December 6, 2017
Co.Design reporter Katharine Schwab writes that MIT researchers have developed a tattoo made of living cells that activate when exposed to different kinds of stimuli. Schwab explains that in the future the tattoos could be designed, “so that they respond to environmental pollutants or changes in temperature.”
The BBC’s Jane Wakefield attends a breast pump hackathon at MIT, where she meets with “a group of women determined to improve this old-fashioned tech.” MIT research affiliate Catherine D’Ignazio highlights matters like comfort, discretion and milk tracking capabilities as the type of issues the hackathon looks to solve.

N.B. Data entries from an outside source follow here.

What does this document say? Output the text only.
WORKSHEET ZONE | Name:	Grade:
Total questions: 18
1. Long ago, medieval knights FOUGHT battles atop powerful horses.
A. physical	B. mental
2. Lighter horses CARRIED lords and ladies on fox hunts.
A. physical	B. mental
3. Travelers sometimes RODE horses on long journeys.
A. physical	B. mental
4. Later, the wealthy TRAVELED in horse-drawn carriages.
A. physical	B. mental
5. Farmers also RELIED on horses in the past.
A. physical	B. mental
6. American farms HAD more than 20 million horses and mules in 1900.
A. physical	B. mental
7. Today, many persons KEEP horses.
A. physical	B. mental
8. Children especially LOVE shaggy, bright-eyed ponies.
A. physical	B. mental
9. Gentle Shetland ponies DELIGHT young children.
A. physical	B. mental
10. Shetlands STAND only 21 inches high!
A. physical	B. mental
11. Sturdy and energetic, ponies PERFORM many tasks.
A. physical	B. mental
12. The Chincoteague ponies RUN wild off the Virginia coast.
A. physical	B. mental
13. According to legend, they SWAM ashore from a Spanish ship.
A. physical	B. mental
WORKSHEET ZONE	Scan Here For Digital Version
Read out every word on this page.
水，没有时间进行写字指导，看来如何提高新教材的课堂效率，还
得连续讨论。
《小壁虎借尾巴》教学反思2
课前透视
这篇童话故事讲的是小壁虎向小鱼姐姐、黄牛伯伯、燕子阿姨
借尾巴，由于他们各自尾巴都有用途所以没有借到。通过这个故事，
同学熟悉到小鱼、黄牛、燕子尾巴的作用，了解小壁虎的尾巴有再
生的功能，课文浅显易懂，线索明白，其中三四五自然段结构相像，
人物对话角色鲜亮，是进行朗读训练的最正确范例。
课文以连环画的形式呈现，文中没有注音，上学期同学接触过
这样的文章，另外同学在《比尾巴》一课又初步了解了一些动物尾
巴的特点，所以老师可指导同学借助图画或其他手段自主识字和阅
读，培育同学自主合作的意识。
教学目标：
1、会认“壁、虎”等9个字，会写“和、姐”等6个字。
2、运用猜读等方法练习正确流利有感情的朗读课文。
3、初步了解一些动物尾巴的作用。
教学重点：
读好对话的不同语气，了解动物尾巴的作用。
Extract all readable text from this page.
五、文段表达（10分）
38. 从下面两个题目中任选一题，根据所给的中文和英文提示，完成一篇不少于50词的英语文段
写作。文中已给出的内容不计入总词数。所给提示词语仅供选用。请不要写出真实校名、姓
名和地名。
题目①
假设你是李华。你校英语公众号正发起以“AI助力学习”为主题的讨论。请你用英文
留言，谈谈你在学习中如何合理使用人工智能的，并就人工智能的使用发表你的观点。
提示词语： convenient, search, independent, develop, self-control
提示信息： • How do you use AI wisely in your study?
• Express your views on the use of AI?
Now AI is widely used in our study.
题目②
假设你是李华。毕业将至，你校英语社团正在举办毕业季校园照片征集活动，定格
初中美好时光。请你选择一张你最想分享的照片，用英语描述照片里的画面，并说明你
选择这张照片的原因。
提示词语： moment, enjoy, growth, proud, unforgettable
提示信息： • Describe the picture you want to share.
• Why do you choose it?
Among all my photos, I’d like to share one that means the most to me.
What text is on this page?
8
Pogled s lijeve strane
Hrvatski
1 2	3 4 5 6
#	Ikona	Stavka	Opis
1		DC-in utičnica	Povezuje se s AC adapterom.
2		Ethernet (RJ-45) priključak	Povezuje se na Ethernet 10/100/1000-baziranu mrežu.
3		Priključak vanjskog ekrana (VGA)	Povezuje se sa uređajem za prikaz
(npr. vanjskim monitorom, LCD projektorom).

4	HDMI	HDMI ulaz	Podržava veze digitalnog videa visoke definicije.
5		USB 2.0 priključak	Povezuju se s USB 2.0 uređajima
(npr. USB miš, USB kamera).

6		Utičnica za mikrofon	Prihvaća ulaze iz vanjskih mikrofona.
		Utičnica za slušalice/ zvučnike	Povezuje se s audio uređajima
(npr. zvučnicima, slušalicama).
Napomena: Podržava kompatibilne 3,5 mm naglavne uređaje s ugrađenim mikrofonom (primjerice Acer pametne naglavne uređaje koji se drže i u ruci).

Using data on subatomic particles called neutrinos from Antarctica’s IceCube Neutrino Observatory, a team including MIT researchers has determined that Einstein’s theory of special relativity is correct. “Neutrinos had not yet been discovered when Einstein died, but his theory still predicts their behavior,” explains Kimberly Hickok for LiveScience.
A team including MIT research scientist Ulrich Faul has discovered that the Earth’s interior contains 1,000 times more diamonds than was previously thought, writes Sarah Emerson for Motherboard. The researchers believe that one to two percent of “craton roots,” which are the deepest sections of the “rock layers extending upwards of 200 miles through the Earth’s crust and mantle,” may contain diamonds.